July 1 marked one year since the U.S. Mexico Canada Agreement (USMCA) replaced the North American Free Trade Agreement (NAFTA), which governed trade and guided relations among the U.S., Mexico and Canada for 25 years. But while USMCA implementation is gaining speed, we have yet to fully realize its potential benefits.
NAFTA virtually transformed economic relations among the U.S., Mexico and Canada, tripling regional trade and leading to a sixfold increase in cross-border investment. Additionally, it powered significant job creation, with more than 12 million U.S. jobs supported by North America’s commerce. Of most importance for the plastics industry, NAFTA eliminated tariff barriers in the region, boosting U.S. exports. It also encouraged connected supply chains, making the region more competitive with other trading blocs and creating a legal framework for dispute resolution, which promoted cross-border investments.

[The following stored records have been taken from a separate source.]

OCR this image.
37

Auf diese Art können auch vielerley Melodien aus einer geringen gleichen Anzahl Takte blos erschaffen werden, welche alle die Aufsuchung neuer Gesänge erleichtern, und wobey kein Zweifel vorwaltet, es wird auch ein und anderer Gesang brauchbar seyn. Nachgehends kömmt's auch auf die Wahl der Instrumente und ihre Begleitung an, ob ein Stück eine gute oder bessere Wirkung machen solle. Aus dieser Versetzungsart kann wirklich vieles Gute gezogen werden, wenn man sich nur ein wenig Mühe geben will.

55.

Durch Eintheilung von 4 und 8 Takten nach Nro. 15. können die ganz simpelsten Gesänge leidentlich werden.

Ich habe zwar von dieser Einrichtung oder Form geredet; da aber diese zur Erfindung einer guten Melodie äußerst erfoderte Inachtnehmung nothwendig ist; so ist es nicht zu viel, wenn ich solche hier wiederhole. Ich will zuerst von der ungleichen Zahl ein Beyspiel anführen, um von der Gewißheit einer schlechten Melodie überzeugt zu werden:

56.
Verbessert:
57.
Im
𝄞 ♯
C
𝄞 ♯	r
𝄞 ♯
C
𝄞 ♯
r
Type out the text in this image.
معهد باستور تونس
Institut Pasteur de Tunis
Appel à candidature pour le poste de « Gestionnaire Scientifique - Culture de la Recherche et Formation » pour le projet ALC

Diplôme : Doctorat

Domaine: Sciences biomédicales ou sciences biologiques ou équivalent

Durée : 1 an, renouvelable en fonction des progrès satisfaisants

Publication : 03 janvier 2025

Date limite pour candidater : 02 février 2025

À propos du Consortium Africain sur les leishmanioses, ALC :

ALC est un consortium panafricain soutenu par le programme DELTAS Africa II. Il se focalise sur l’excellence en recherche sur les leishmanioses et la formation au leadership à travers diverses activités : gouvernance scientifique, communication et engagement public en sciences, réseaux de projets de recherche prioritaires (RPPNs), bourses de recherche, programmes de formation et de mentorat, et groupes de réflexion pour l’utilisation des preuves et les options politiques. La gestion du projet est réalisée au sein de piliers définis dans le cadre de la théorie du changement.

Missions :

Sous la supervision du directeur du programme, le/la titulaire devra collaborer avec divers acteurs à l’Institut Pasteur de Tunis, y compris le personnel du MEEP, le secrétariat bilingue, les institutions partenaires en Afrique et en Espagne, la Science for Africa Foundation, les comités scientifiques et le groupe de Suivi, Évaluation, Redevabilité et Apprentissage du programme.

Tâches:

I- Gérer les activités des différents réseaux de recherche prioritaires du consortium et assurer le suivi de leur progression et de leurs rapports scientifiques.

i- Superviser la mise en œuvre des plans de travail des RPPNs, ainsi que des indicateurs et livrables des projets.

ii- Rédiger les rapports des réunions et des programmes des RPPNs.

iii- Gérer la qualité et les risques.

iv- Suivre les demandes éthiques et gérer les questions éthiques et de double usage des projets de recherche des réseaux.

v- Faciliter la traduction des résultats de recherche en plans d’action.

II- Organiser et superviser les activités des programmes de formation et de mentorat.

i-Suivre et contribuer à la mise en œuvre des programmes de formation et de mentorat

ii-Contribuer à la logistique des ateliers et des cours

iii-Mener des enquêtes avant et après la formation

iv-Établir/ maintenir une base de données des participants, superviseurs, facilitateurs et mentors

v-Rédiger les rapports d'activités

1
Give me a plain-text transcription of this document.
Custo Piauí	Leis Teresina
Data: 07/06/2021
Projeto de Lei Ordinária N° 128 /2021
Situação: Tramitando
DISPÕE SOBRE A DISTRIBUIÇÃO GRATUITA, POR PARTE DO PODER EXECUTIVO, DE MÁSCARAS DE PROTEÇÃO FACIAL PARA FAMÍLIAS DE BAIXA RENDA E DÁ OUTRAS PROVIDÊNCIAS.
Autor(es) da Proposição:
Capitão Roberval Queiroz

Whereas NAFTA was revolutionary, USMCA is more of an evolution, building off past successes and adapting to modern economic realities, such as the rise of digital commerce and growing competition from other regional trade pacts. Unfortunately, the agreement took effect in the height of the COVID-19 pandemic, severely impacting the first year of its implementation. In addition to closing borders and workplaces and shutting down supply chains, the pandemic exacerbated doubts about the resiliency and adaptability of continental and global value chains. The U.S. presidential transition added further complications and delays to USMCA, with the outgoing administration’s ambitions tempered and the new administration limited by slow processes of appointing staff.
But despite these challenges, companies and governments have moved forward under the agreement over the last year, finding ways to continue vital commerce across borders and assure effective cross-continent management virtually. Additionally, USMCA proved valuable by providing both the private sector and governments with a clear set of rules and processes, which will govern North American commerce until at least 2036.
Year one of USMCA also revealed opportunities for improvement and its potential for continuing to enhance mutually beneficial economic growth for the U.S., Mexico and Canada.
When USMCA went into force, the pandemic’s economic fallout and the impending U.S. election eclipsed detailed discussion about the agreement’s longer-term impact. But the current administration has taken steps to ensure USMCA implementation. While USMCA has yet to change trading patterns fundamentally, it did signal a restart for cross-border investment, which froze when NAFTA’s future was unclear.
We’ve seen a surge of venture capital investments, particularly in Mexico. Both Ford and GM announced significant investments in Mexico since USMCA took effect. And, with more electric vehicle supply chains coming online, USMCA will help ensure regional efficiency and competitiveness.
One unfortunate impact of USMCA has been the agreement’s labor rules, which were never fully defined and are prompting tensions and concerns over future conflicts. Earlier this year, a union voting dispute at a GM plant in Mexico drew U.S. scrutiny over possible workers’ rights violations. And trade and labor unions in both the U.S. and Canada have publicly raised concerns about renewed U.S. investment in Mexico. However, it’s important to note that USMCA contains extensive new rules designed to boost wages and labor rights in Mexico. While it’s critical to examine what did happen during the first year of USMCA, it’s also important to consider how the agreement will evolve.
USMCA helped shield North American trade from detrimental impacts while positioning the region to capitalize on a global economy and preparing it for pandemic-induced supply chain shifts. Many suppliers are reshoring manufacturing from labor advantaged countries in Asia, expanding plastics manufacturing and assembly throughout North America. We’re also beginning to see efforts to bolster the manufacturing of critical products in the region, from medical devices and personal protective equipment to semiconductors. USMCA will facilitate supply chain efficiencies as these shifts occur.
When looking to improvements of the agreement itself, there are some key areas of USMCA that require more work by governments and stakeholders, including:
Significant work remains to fully enact and demonstrate the value of USMCA. But there remains enthusiasm for the agreement and its ability to act as a critical anchor for North America in emerging from the COVID-19 crisis. For the plastics industry and M. Holland, a modernized trade agreement provides greater certainty, which will support business growth and innovation throughout our markets. And, despite the obstacles 2020 presented USMCA, the agreement is still an undeniable win for North America and will improve the region’s ability to compete globally.